Ölçeğin güvenirliği için ise; hem iç tutarlılık hem de durağanlık katsayılarının yüksek olduğu ve bu sonuçların ölçümün güvenilir olduğunu gösterdiği söylenebilir. İç tutarlılık için kişi-grup ve kişi-yönetici uyumu faktörleri daha güvenilir iken, durağanlık açısından tüm faktörlerin güvenirliğinin yüksek olduğu göze çarpmıştır.

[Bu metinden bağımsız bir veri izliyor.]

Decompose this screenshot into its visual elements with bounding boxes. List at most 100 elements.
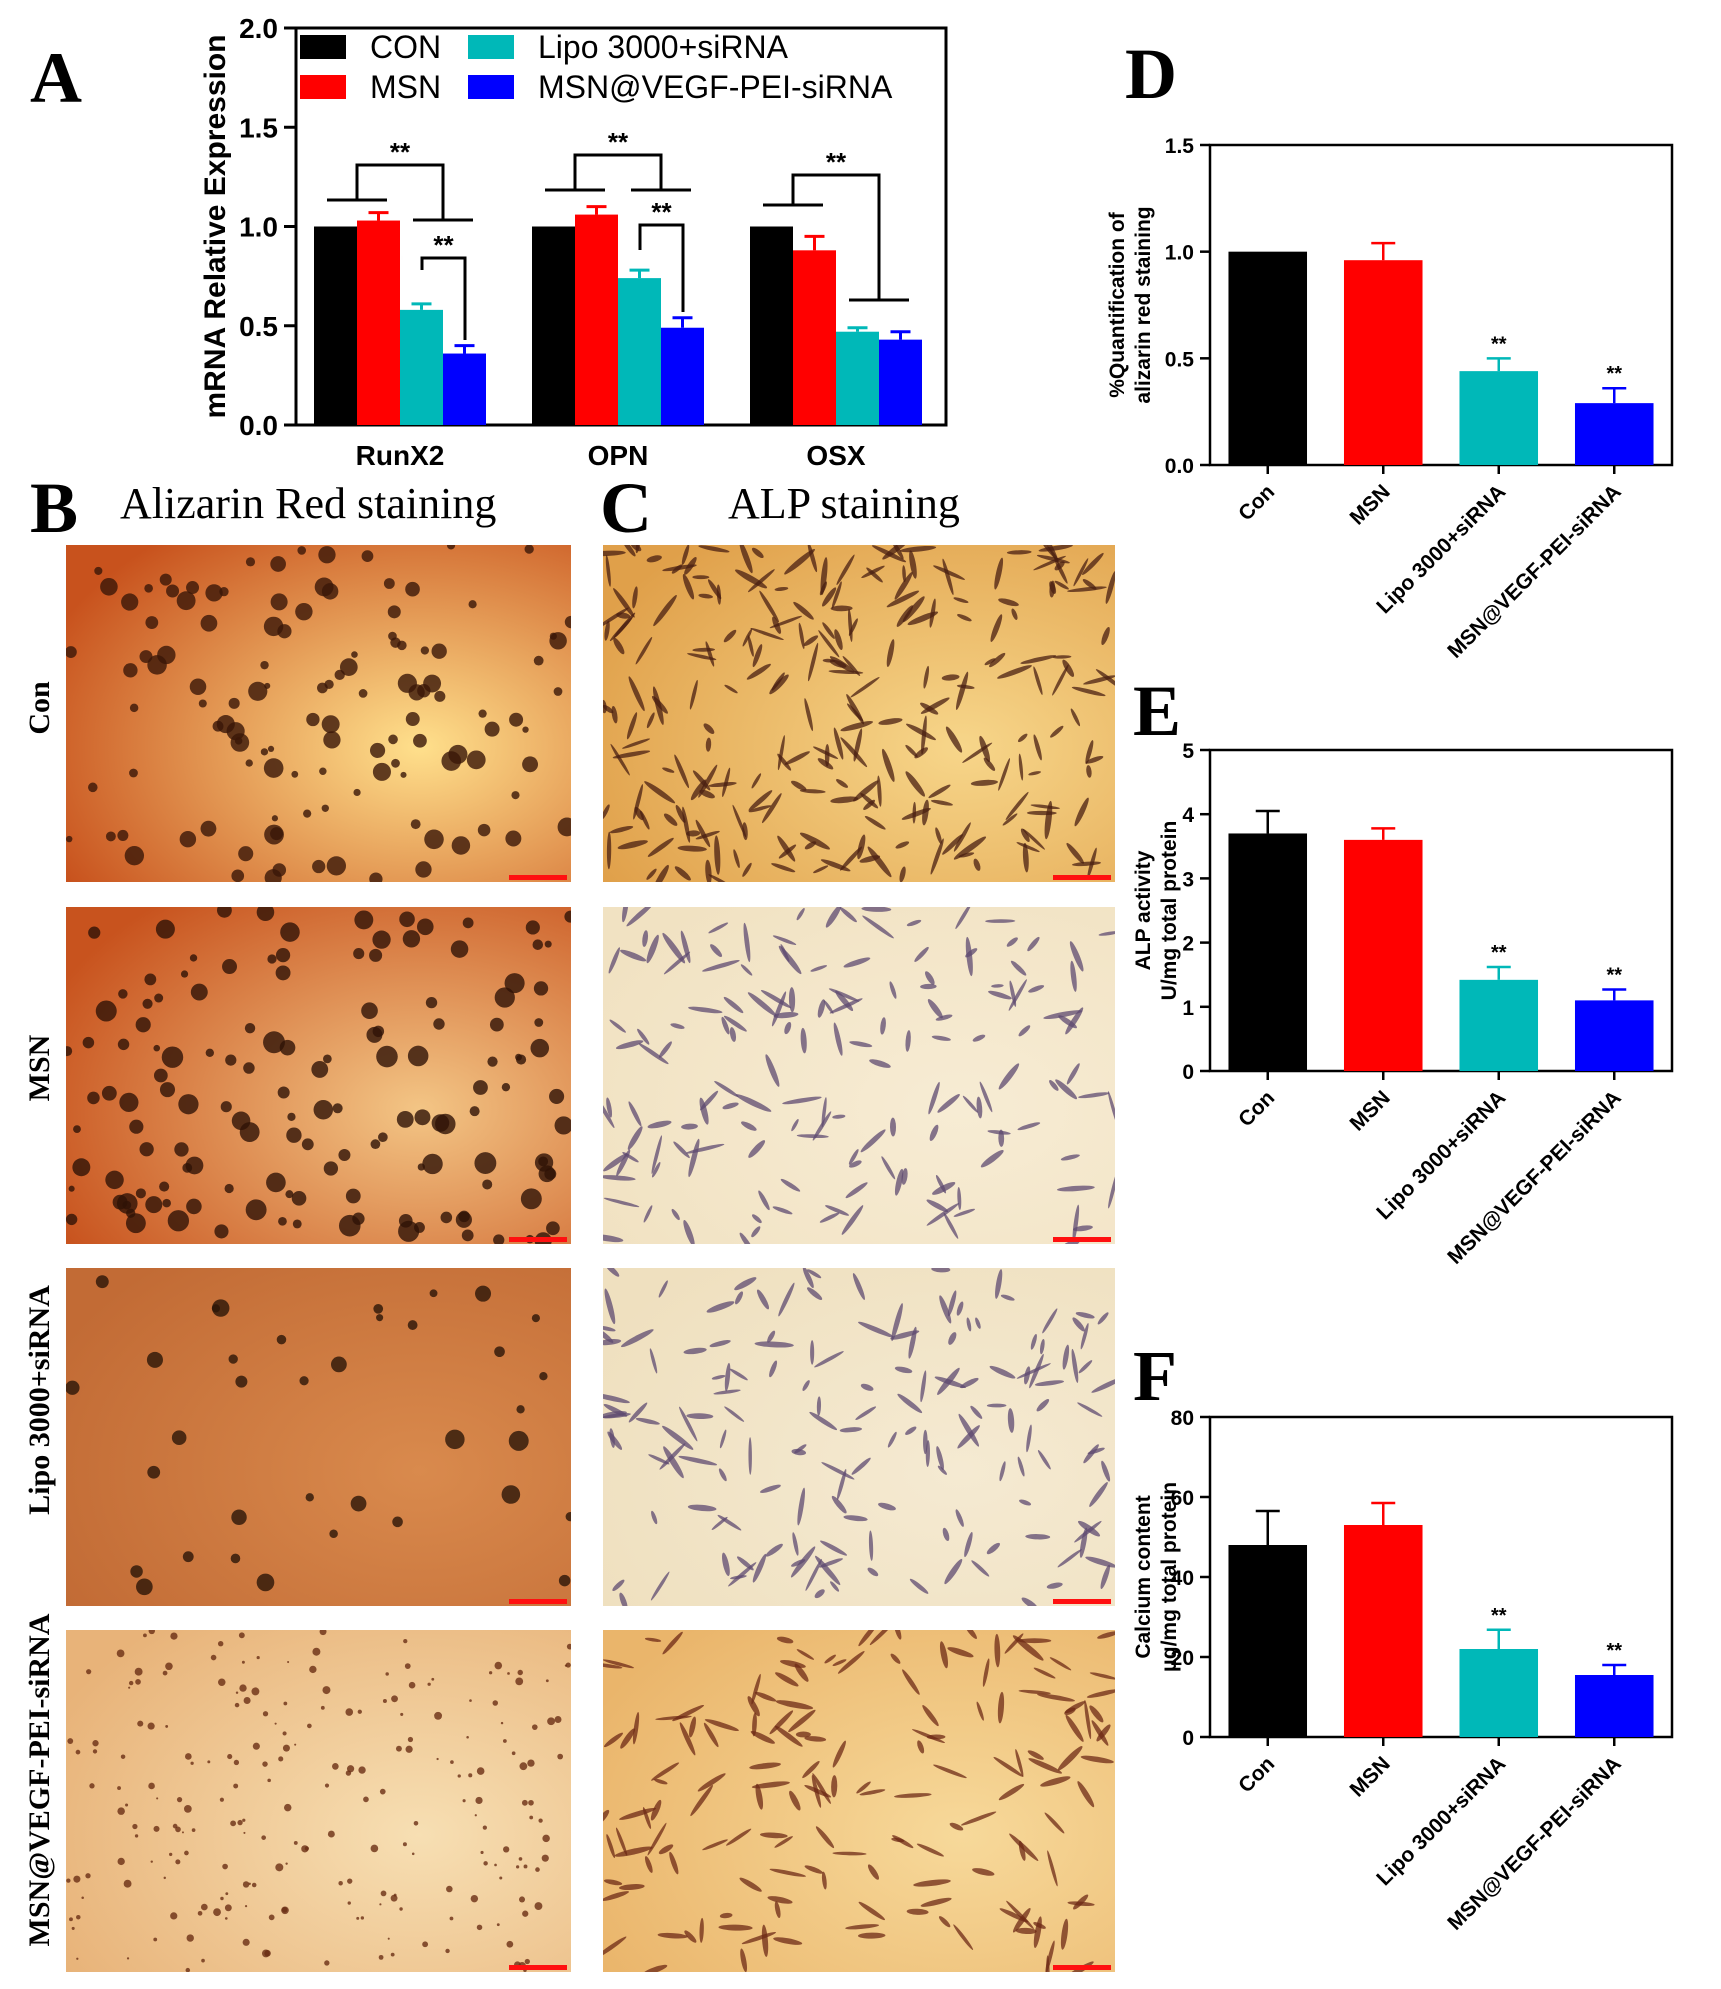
- cell-mark: [748, 1437, 752, 1475]
- panel-letter-e: E: [1133, 671, 1182, 751]
- nodule-mark: [457, 1774, 461, 1778]
- nodule-mark: [541, 1854, 549, 1862]
- bar-osx-0: [750, 226, 793, 425]
- nodule-mark: [400, 1712, 404, 1716]
- nodule-mark: [147, 655, 167, 675]
- y-tick-label: 1.5: [239, 112, 278, 143]
- cell-mark: [621, 1329, 654, 1348]
- micrograph-background: [66, 1630, 571, 1972]
- nodule-mark: [329, 1529, 338, 1539]
- cell-mark: [955, 907, 972, 930]
- nodule-mark: [137, 1720, 144, 1727]
- nodule-mark: [128, 1686, 131, 1689]
- cell-mark: [673, 1141, 690, 1159]
- cell-mark: [1033, 1916, 1042, 1948]
- cell-mark: [1073, 1225, 1093, 1232]
- nodule-mark: [146, 1351, 163, 1368]
- cell-mark: [860, 1383, 874, 1391]
- cell-mark: [839, 907, 857, 923]
- nodule-mark: [263, 1031, 285, 1054]
- cell-mark: [925, 971, 935, 985]
- cell-mark: [917, 1740, 925, 1754]
- nodule-mark: [117, 829, 129, 841]
- cell-mark: [1034, 1380, 1065, 1386]
- cell-mark: [663, 813, 678, 826]
- cell-mark: [953, 597, 969, 604]
- cell-mark: [674, 754, 690, 789]
- nodule-mark: [347, 1901, 351, 1905]
- y-tick-label: 20: [1171, 1647, 1194, 1670]
- cell-mark: [1006, 550, 1032, 555]
- cell-mark: [777, 735, 785, 771]
- cell-mark: [603, 1197, 640, 1208]
- cell-mark: [1037, 1449, 1051, 1470]
- cell-mark: [857, 1321, 894, 1338]
- cell-mark: [767, 1330, 776, 1343]
- cell-mark: [905, 744, 918, 758]
- cell-mark: [1010, 960, 1027, 976]
- nodule-mark: [92, 1749, 98, 1754]
- cell-mark: [962, 1095, 979, 1113]
- nodule-mark: [476, 1924, 483, 1931]
- cell-mark: [697, 1773, 726, 1792]
- cell-mark: [1018, 753, 1024, 781]
- cell-mark: [814, 1351, 844, 1368]
- cell-mark: [644, 1637, 662, 1642]
- nodule-mark: [506, 1940, 514, 1948]
- cell-mark: [683, 1347, 707, 1355]
- cell-mark: [706, 1301, 735, 1313]
- cell-mark: [618, 1884, 645, 1891]
- cell-mark: [760, 989, 791, 1009]
- nodule-mark: [73, 1875, 81, 1883]
- cell-mark: [1065, 1007, 1084, 1035]
- nodule-mark: [147, 1465, 161, 1479]
- cell-mark: [997, 665, 1032, 679]
- nodule-mark: [489, 1671, 493, 1675]
- cell-mark: [777, 835, 796, 862]
- nodule-mark: [239, 1684, 247, 1692]
- cell-mark: [1071, 686, 1106, 697]
- nodule-mark: [294, 1743, 297, 1746]
- cell-mark: [750, 1730, 775, 1744]
- nodule-mark: [318, 546, 336, 564]
- cell-mark: [894, 571, 913, 600]
- nodule-mark: [547, 1717, 556, 1726]
- cell-mark: [771, 863, 796, 873]
- nodule-mark: [165, 1725, 169, 1728]
- cell-mark: [804, 841, 817, 850]
- nodule-mark: [531, 1314, 540, 1323]
- cell-mark: [747, 992, 777, 1017]
- cell-mark: [778, 844, 797, 859]
- cell-mark: [1074, 797, 1089, 827]
- cell-mark: [982, 1658, 990, 1687]
- nodule-mark: [230, 733, 250, 752]
- nodule-mark: [511, 791, 520, 800]
- cell-mark: [1057, 1746, 1083, 1771]
- cell-mark: [899, 866, 906, 882]
- cell-mark: [688, 1138, 700, 1178]
- nodule-mark: [256, 1573, 275, 1592]
- nodule-mark: [144, 973, 157, 986]
- cell-mark: [772, 935, 797, 945]
- cell-mark: [976, 1096, 983, 1119]
- nodule-mark: [500, 1721, 504, 1725]
- cell-mark: [998, 1063, 1020, 1090]
- cell-mark: [814, 1555, 841, 1586]
- cell-mark: [622, 545, 636, 557]
- nodule-mark: [474, 1152, 497, 1175]
- cell-mark: [880, 1017, 886, 1035]
- nodule-mark: [66, 1046, 73, 1057]
- cell-mark: [622, 907, 629, 923]
- cell-mark: [984, 658, 996, 666]
- cell-mark: [650, 1571, 670, 1601]
- cell-mark: [1029, 1353, 1044, 1389]
- cell-mark: [784, 1021, 792, 1035]
- cell-mark: [817, 758, 834, 770]
- cell-mark: [908, 1326, 917, 1359]
- legend-label-3: MSN@VEGF-PEI-siRNA: [538, 69, 893, 105]
- cell-mark: [1107, 1091, 1115, 1129]
- nodule-mark: [186, 1934, 194, 1942]
- cell-mark: [937, 1094, 960, 1113]
- cell-mark: [1012, 1908, 1031, 1933]
- nodule-mark: [88, 782, 98, 793]
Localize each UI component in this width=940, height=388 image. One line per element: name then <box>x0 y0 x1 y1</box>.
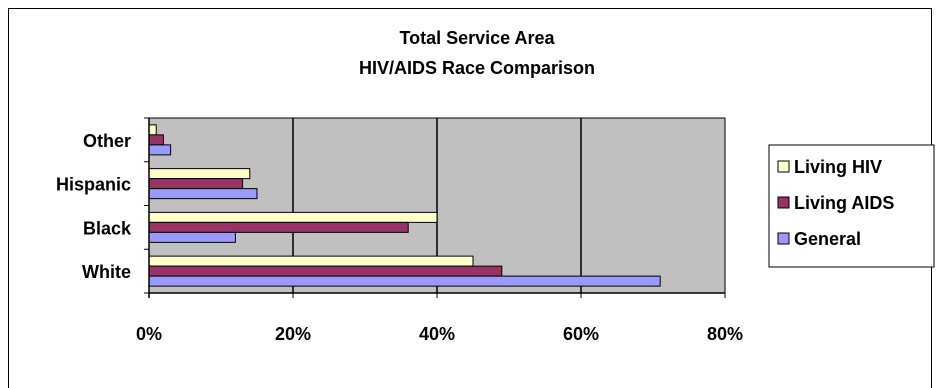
x-tick-label-40: 40% <box>419 324 455 344</box>
bar-living-aids-other <box>148 134 164 146</box>
bar-living-aids-white <box>148 265 503 277</box>
legend-box <box>768 144 935 268</box>
x-tick-label-0: 0% <box>136 324 162 344</box>
chart-svg: Total Service Area HIV/AIDS Race Compari… <box>56 28 935 344</box>
x-tick-label-20: 20% <box>275 324 311 344</box>
legend-swatch-living-aids <box>777 196 790 209</box>
category-label-other: Other <box>83 131 131 151</box>
bar-living-aids-black <box>148 221 409 233</box>
bar-general-white <box>148 275 661 287</box>
legend-label-living-aids: Living AIDS <box>794 193 894 213</box>
bar-general-black <box>148 231 236 243</box>
bar-living-hiv-other <box>148 124 157 136</box>
bar-living-hiv-black <box>148 211 438 223</box>
plot-area: White Black Hispanic Other 0% 20% 40% 60% 80% <box>56 117 743 344</box>
legend-label-general: General <box>794 229 861 249</box>
chart-title: Total Service Area <box>399 28 555 48</box>
category-label-white: White <box>82 262 131 282</box>
chart-subtitle: HIV/AIDS Race Comparison <box>359 58 595 78</box>
bar-general-hispanic <box>148 188 258 200</box>
bar-living-aids-hispanic <box>148 178 244 190</box>
bar-general-other <box>148 144 172 156</box>
legend-swatch-general <box>777 232 790 245</box>
bar-living-hiv-white <box>148 255 474 267</box>
category-label-black: Black <box>83 218 132 238</box>
x-tick-label-80: 80% <box>707 324 743 344</box>
x-tick-label-60: 60% <box>563 324 599 344</box>
legend-swatch-living-hiv <box>777 160 790 173</box>
legend: Living HIV Living AIDS General <box>768 144 935 268</box>
legend-label-living-hiv: Living HIV <box>794 157 882 177</box>
category-label-hispanic: Hispanic <box>56 175 131 195</box>
bar-living-hiv-hispanic <box>148 168 251 180</box>
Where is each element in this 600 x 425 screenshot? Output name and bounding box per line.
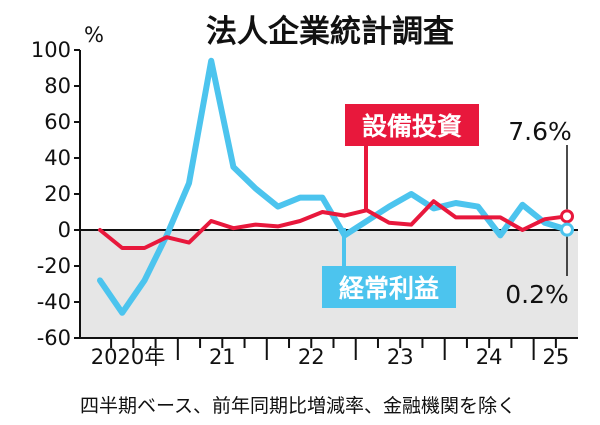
footnote: 四半期ベース、前年同期比増減率、金融機関を除く (80, 395, 516, 417)
capex-end-label: 7.6% (508, 117, 572, 146)
y-tick-label: -20 (37, 254, 71, 278)
y-axis-unit: % (84, 23, 104, 47)
chart-title: 法人企業統計調査 (206, 14, 454, 50)
y-tick-label: -60 (37, 326, 71, 350)
y-tick-label: 20 (44, 182, 71, 206)
x-tick-label: 21 (209, 345, 236, 369)
y-tick-label: -40 (37, 290, 71, 314)
x-tick-label: 24 (476, 345, 503, 369)
series-line-capex (98, 199, 569, 250)
x-tick-label: 2020年 (91, 345, 165, 369)
y-tick-label: 60 (44, 110, 71, 134)
profit-legend-label: 経常利益 (339, 274, 439, 303)
profit-end-label: 0.2% (505, 280, 569, 309)
y-tick-label: 0 (58, 218, 71, 242)
x-tick-label: 22 (298, 345, 325, 369)
x-tick-label: 25 (543, 345, 570, 369)
y-tick-label: 40 (44, 146, 71, 170)
profit-label-box (322, 266, 456, 308)
y-tick-label: 100 (31, 38, 71, 62)
series-line-profit (97, 57, 570, 316)
x-tick-label: 23 (387, 345, 414, 369)
capex-label-box (345, 104, 479, 146)
profit-end-marker (560, 222, 574, 237)
y-tick-label: 80 (44, 74, 71, 98)
capex-end-marker (560, 209, 574, 224)
capex-legend-label: 設備投資 (362, 112, 462, 141)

Elde edilen tüm sonuçlar özetlendiğinde; Algılanan Kişi-Çevre Uyum Ölçeği’nin türkçeye uyarlaması çalışmasında, ölçümün geçerliği ve güvenirliğine dair sonuçlar elde edildiği söylenebilir. Ancak elbette çalışmanın bazı sınırlılıkları olduğu da söylenebilir.
Özellikle de gelecek çalışmalarda ölçeğin geçerliğine yönelik ek kanıtlar toplanması sonuçları güçlendirebilir. Özellikle başka bir örneklemde çapraz geçerliğinin sınanması, onaylayıcı faktör analizi ile bu faktör yapısının test edilmesi faydalı olabilir. Gelecek araştırmalarda performans, örgütsel vatandaşlık gibi davranışların değerlendirilmesinde yöneticilerden gelen verilerin kullanılması ya da objektif sonuçlarla uyumun ilişkisinin incelenmesi daha güçlü sonuçlar alınmasına yardımcı olabilir. Mevcut bulgulara dayalı olarak endüstri ve örgüt psikoloji alanlarında yürütülecek çalışmalarda bu ölçeğin geçerli ve güvenilir bir ölçüm aracı olarak kullanılmasının mümkün olduğu söylenebilir. Çeşitli uyum teorilerini bir araya getirmesi, geçerlik, güvenirlik sonuçları ve diğer yapılarla güçlü ilişkileri, Algılanan Kişi-Çevre Uyum Ölçeği’nin, psikometrik olarak sağlam bir araç olduğunu ortaya koymaktadır. Literatür incelememizde de aktarıldığı gibi, farklı uyum boyutları ile birbirinden ayrı olarak, örgütsel vatandaşlık, iş doyumu, işi bırakma niyeti, performans, stres gibi diğer yapılar ile ilişkileri incelenmiştir. Bu ölçek sayesinde kişi-çevre uyumunun tüm faktörleri ile diğer yapıların ilişkisi incelenebilecektir. Yönetici ve onlara bağlı çalışanlar üzerinde kişi-çevre uyumu ve iş performansı ilişkisini incelemeye yönelik çalışma, katılımcılar çerçevesinde sınırlılık taşımaktadır.
Gelecekteki araştırmalarda, Algılanan Kişi-Çevre Uyum Ölçeği’nin özellikle yöneticiler ve onlara bağlı çalışanlar üzerinde yapılacak bir çalışma ile iş performansı ile ilişkisi değerlendirilebilir. Ayrıca uyumun fazla olması da özellikle değerlendirilmesi gereken önemli kararlarda, görüşlerin ve süreçlerin çeşitliliğini azaltabilir (Meglino ve Ravlin, 1998). Çalışmanın temelini oluşturan kişinin çevre ile uyumunun, kişi ve çevre için ne kadar önemli olduğunu söylesek de bu uyumun çok yüksek olması da özellikle örgüt ve grup performansı açısından olumsuz sonuçlar doğurabilir. Bu noktadan yola çıkarak, kişi-örgüt ve kişi-grup uyumu başta olmak üzere kişi-çevre uyumunun tüm boyutlarının çok yüksek uyumunun, diğer yapılara olumsuz etkileri üzerine araştırmalar yapılabilir. Algılanan Kişi-Çevre Uyum Ölçeği’nin, nicel ve nitel olarak farklılaşmış örneğin mavi yaka, kamu kurumları gibi örneklemlerde kullanılması, geçerlik ve güvenirlik ile ilgili olarak daha güçlü ve genellenebilir bulgulara ulaşılabilmesi açısından önemlidir.